The Ten AI Commandments Link Principles to Politics
The committee's report proposes 44 concrete measures for Norway to build competence, capacity and supervision in the KIC economy.

Ki-generated illustration from Sora.
Main moments
On Thursday, October 23, the Long-Sight Expert Committee released the report The Ten Commandments of Ki, which was summed up with a chronicle in DN. The bids are intended to give a direction to Norwegian KI policy so that we not only become passive consumers of other countries' technology, but ensure that KI benefits the whole country.
Tor W. Andreassen replied the same day in DN that it does not comply with principles and that Norway lacks the power to act. We agree on that. The commandments alone are not enough. They must be followed by policies and measures that can be put into practice.
Therefore, presents expert committee report a clear description of the situation, an analysis of Norway's competitive advantages and a total of 44 concrete policy proposals. The commandments are supposed to inspire action, not replace it. The bids have a separate function: they bring us together about a common language and a long-term direction, as the oil bids did. The principles point out the course, the policy must provide for the progress.
Andreassen is also right that KI is not a natural resource. We write this explicitly in the chronicle. What KI and data share with oil is that they are capital intensive and can create enormous value. That's why Norway needs to position itself.

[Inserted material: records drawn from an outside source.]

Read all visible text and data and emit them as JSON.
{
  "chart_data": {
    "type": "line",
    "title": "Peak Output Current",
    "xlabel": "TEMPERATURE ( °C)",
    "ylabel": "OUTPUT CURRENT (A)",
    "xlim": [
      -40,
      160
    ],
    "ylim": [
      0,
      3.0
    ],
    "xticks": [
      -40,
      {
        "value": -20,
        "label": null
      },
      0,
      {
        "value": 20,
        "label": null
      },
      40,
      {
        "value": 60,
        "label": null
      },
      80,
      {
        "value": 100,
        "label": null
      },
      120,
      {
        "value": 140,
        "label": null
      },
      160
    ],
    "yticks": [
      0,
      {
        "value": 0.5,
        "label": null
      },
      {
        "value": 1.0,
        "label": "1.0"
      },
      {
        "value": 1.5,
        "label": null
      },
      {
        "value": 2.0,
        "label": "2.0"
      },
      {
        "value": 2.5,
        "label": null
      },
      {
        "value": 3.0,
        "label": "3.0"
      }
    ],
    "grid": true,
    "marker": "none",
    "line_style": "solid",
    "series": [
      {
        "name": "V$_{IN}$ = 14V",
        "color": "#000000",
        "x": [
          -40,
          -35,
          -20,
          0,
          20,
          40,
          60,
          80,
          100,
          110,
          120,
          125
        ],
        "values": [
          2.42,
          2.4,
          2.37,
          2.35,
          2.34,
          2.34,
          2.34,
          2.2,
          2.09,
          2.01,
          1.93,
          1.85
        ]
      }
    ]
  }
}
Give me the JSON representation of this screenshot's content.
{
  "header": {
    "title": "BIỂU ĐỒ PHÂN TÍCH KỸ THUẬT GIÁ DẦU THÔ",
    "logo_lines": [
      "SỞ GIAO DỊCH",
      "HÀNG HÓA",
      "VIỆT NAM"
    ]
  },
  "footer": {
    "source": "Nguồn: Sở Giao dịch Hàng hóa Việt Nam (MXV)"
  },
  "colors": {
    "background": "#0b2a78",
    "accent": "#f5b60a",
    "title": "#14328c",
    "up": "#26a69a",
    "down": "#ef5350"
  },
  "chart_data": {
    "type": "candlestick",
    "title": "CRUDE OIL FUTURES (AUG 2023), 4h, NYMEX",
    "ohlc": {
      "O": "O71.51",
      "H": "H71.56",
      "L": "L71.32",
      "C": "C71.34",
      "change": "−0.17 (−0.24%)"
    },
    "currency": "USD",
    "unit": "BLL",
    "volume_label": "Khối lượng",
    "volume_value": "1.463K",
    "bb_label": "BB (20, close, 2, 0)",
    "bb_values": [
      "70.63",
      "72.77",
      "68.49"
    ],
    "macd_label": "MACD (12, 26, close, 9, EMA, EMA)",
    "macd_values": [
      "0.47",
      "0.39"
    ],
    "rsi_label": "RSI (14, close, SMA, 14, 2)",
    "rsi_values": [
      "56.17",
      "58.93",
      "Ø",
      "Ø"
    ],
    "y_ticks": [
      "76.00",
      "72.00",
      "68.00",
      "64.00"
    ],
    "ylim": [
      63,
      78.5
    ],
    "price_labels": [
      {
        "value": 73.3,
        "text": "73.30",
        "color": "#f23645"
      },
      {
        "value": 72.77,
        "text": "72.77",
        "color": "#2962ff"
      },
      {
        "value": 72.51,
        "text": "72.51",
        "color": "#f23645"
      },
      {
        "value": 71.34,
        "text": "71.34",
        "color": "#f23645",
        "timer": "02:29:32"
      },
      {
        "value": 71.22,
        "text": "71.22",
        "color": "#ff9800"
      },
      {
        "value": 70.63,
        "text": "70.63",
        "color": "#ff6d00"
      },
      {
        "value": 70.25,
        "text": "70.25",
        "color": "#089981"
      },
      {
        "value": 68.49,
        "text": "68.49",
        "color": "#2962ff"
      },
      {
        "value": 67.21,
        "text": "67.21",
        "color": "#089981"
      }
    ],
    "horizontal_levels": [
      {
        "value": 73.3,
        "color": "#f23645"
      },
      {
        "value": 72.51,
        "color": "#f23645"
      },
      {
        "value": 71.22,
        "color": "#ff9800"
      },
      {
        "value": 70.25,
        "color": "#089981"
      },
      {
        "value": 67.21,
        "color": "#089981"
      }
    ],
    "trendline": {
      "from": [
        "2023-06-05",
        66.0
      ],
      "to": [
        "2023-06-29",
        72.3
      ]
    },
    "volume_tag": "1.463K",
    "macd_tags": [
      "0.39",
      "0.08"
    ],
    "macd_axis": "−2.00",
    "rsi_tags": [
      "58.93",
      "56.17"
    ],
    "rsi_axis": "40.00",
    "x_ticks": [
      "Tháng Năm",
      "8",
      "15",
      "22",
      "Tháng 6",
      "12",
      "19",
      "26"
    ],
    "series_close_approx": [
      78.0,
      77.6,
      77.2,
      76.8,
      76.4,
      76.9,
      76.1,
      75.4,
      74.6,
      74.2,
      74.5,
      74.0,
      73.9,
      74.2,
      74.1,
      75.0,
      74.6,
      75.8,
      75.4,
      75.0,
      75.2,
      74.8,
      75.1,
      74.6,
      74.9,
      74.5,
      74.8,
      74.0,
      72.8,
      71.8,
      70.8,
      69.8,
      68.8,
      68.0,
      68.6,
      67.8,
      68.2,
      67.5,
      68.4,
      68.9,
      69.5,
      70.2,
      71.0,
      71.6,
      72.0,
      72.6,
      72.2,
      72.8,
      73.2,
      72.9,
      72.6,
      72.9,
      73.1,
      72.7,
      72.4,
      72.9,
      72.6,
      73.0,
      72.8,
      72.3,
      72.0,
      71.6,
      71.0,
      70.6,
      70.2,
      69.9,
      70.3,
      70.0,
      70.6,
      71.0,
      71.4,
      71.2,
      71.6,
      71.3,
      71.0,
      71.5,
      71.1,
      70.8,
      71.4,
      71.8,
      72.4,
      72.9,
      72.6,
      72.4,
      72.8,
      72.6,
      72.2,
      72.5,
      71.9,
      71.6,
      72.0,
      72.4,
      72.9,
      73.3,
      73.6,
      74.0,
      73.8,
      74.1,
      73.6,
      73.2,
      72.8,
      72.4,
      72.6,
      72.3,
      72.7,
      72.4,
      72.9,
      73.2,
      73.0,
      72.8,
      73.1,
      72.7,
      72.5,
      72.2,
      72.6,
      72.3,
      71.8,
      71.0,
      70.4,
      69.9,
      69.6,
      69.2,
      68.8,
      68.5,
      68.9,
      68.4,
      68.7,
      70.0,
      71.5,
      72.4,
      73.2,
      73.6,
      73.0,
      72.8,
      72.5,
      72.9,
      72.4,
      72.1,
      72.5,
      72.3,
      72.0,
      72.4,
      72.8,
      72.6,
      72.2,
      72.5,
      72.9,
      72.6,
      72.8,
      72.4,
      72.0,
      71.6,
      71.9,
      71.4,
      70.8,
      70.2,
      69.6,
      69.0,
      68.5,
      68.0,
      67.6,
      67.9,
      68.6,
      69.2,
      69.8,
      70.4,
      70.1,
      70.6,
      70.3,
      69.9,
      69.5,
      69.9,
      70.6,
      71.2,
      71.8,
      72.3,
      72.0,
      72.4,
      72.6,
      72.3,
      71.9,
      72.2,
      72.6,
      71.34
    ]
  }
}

At the heart of the committee's work is precisely the recognition that development today is controlled by a few global actors who control technology, data and infrastructure. Our task is to find Norway's place in this picture.
In another reply post the same day Jon Henrik Laake challenges us on who will own, operate and certify Norwegian KI models. These are among the most pressing issues facing us; the report raises the topic but also points to the need for a broader policy discussion on governance and ownership. The committee believes that the state should facilitate an ecosystem of responsible actors — not owning everything themselves, but building capacity and supervision in Norway.
It is not realistic that Norway alone will build large basic models from scratch, but we can further develop and adapt open models to a Norwegian context. With government ambition According to the statement that “80 percent of public enterprises will have adopted AI by 2025” and that Norway should be “the most digitized country in the world”, it is a prerequisite that the models used here will also be tested and evaluated at Norwegian research institutions.
We therefore share the critics' main concern: Norway must act quickly. We need more debate, not less, and far greater investment in expertise, data management, infrastructure and technology development. KI policy must link values to instruments — from principles to investments — and build on our own strengths: high digital maturity, reliable data management, high trust and affordable renewable energy.
As Digitization Minister Karianne Tung said during the report's launch event: “The Ten Commandments are a very good compass for the further policy developments in this field.” Just as the oil bids laid the foundation for half a century of value creation, the KI bids can be a compass for how Norway uses its advantages for the common good in the KI-driven economy.Agreeing on principles is a first step. The next thing we need to do is translate them into policy, and our report includes several suggestions for that. Norway has done it before -- we built a power nation on our water and welfare state on oil. Now we need to show the same power of action in the digital age.